Emploi

L’État déploie 1 000 contrats aidés pour relancer l’emploi à Marseille et dans les Bouches-du-Rhône

Face à un taux de chômage à 10,2 % à Marseille et des recrutements en tension, l’État consacre 1 000 contrats aidés en 2026, partagés entre entreprises et associations, avec une priorité aux habitants des quartiers prioritaires.

L’État déploie 1 000 contrats aidés pour relancer l’emploi à Marseille et dans les Bouches-du-Rhône
©Illustration IA Nicolas Berger / renseignementeconomique.fr

Un levier d’urgence pour un marché du travail sous tension

Alors que le chômage progresse à Marseille, l’État actionne un dispositif ciblé : 1 000 contrats aidés fléchés en 2026 dans les Bouches-du-Rhône, dans le cadre du plan « Marseille en Grand ». L’objectif est double : soutenir le retour à l’emploi des habitants des quartiers prioritaires (QPV) et répondre aux besoins immédiats de secteurs qui peinent à recruter.

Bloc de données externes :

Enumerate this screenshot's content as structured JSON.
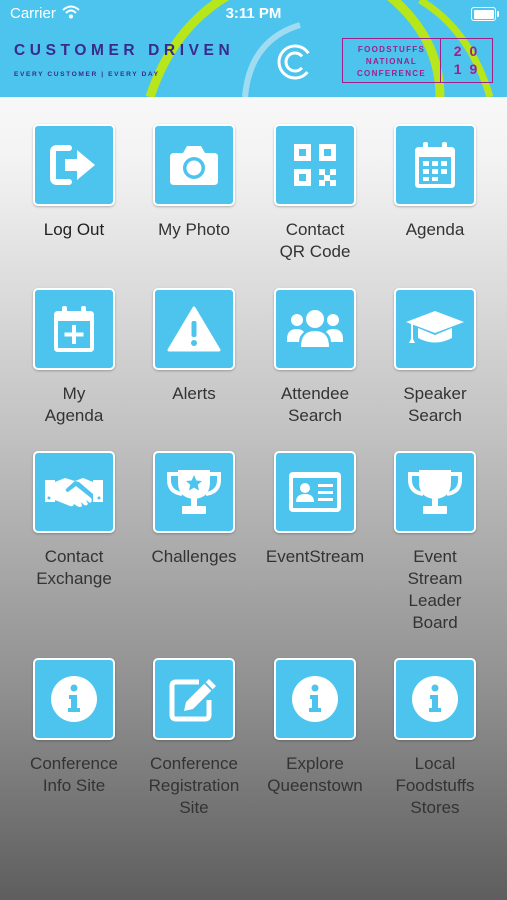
{
  "status_bar": {
    "carrier": "Carrier",
    "time": "3:11 PM"
  },
  "header": {
    "brand_title": "CUSTOMER DRIVEN",
    "brand_subtitle": "EVERY CUSTOMER | EVERY DAY",
    "conference_line1": "FOODSTUFFS",
    "conference_line2": "NATIONAL",
    "conference_line3": "CONFERENCE",
    "year_top": "20",
    "year_bottom": "19"
  },
  "menu": [
    {
      "label": "Log Out",
      "icon": "logout-icon"
    },
    {
      "label": "My Photo",
      "icon": "camera-icon"
    },
    {
      "label": "Contact\nQR Code",
      "icon": "qr-code-icon"
    },
    {
      "label": "Agenda",
      "icon": "calendar-icon"
    },
    {
      "label": "My\nAgenda",
      "icon": "calendar-add-icon"
    },
    {
      "label": "Alerts",
      "icon": "warning-icon"
    },
    {
      "label": "Attendee\nSearch",
      "icon": "users-icon"
    },
    {
      "label": "Speaker\nSearch",
      "icon": "graduation-cap-icon"
    },
    {
      "label": "Contact\nExchange",
      "icon": "handshake-icon"
    },
    {
      "label": "Challenges",
      "icon": "trophy-star-icon"
    },
    {
      "label": "EventStream",
      "icon": "id-card-icon"
    },
    {
      "label": "Event\nStream\nLeader\nBoard",
      "icon": "trophy-icon"
    },
    {
      "label": "Conference\nInfo Site",
      "icon": "info-icon"
    },
    {
      "label": "Conference\nRegistration\nSite",
      "icon": "edit-icon"
    },
    {
      "label": "Explore\nQueenstown",
      "icon": "info-icon"
    },
    {
      "label": "Local\nFoodstuffs\nStores",
      "icon": "info-icon"
    }
  ],
  "colors": {
    "accent": "#4cc4ee",
    "brand_purple": "#3b2a8c",
    "conference_magenta": "#a0208a",
    "arc_green": "#b7e61a"
  }
}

Les données communiquées sont claires : le taux de chômage atteint 10,2 % à Marseille, contre 8,6 % pour l’ensemble du département. Autre signal fort, 77 % des demandeurs d’emploi résidant en QPV des Bouches-du-Rhône vivent dans la cité phocéenne. Face à cet écart, l’État reconduit une enveloppe exceptionnelle, confirmée par Isabelle Épaillard, préfète déléguée pour l’égalité des chances.

Un partage équilibré entre secteurs marchand et non marchand

Le dispositif se structure en deux volets égaux pour toucher l’ensemble du tissu économique local, des PME aux associations :

DispositifVolumePublic cibleFinancement spécifique
Contrats Initiative Emploi (CIE)500Entreprises du secteur marchand
Parcours Emploi Compétences (PEC)500Associations et collectivités200 cofinancés par le Conseil départemental pour des bénéficiaires du RSA

En 2025, une large majorité des CIE ont profité à des résidents des quartiers prioritaires. Et un indicateur retient l’attention des employeurs comme des candidats : au 29 juin, 69 % des contrats déjà signés sont des CDI. Le message est explicite : il s’agit de renforcer l’employabilité et de sécuriser les parcours, pas de multiplier les contrats courts.

À qui cela s’adresse et que peuvent y gagner salariés et employeurs ?

La priorité est donnée aux habitants des QPV et aux recruteurs positionnés sur des emplois difficiles à pourvoir. Les contrats aidés permettent de réduire le coût d’embauche et d’accompagner la montée en compétences. Pour les candidats, ils ouvrent l’accès à des postes concrets, avec un accompagnement et, dans de nombreux cas, une stabilisation en CDI.

  • Pour les demandeurs d’emploi : un accès renforcé aux offres, un appui à la prise de poste et des perspectives plus durables.
  • Pour les employeurs : un soutien financier à l’embauche et une réponse opérationnelle aux difficultés de recrutement.

Les métiers en première ligne

Les enveloppes visent en priorité des secteurs identifiés comme « en tension ». Les opportunités se concentrent dans des métiers utiles, ancrés dans le quotidien économique du territoire :

  • BTP et travaux publics, dynamisés par de grands chantiers.
  • Services à la personne, notamment l’aide aux seniors et l’entretien.
  • Hôtellerie-restauration, avec des besoins récurrents et saisonniers.
  • Sécurité privée, où la demande reste soutenue.

Pourquoi cette orientation maintenant ?

Le différentiel de chômage entre Marseille et le niveau départemental illustre une fragilité persistante. En concentrant 1 000 contrats sur l’année, l’État tente un rattrapage ciblé sur des quartiers où se cumulent taux de chômage élevé et éloignement durable de l’emploi. L’approche, partagée entre 500 CIE et 500 PEC, permet d’agir à la fois auprès du secteur marchand et du non marchand, tout en intégrant un volet social avec 200 postes PEC cofinancés pour des bénéficiaires du RSA.

Conséquences attendues et points de vigilance

Si la dynamique de CDI (69 %) se confirme, la mesure peut réduire la rotation sur postes vacants et accélérer les recrutements difficiles. Le ciblage QPV peut également corriger une partie des inégalités d’accès à l’emploi mises en évidence par les chiffres départementaux. Reste la capacité des employeurs à transformer l’essai : l’efficacité tiendra à la qualité de l’accompagnement, à l’adéquation aux besoins du poste et au suivi après embauche.

Pour l’heure, les autorités insistent sur un cap simple : faire converger l’offre et la demande là où la tension est la plus forte, avec des contrats aidés pensés comme des tremplins durables, pas comme des solutions temporaires.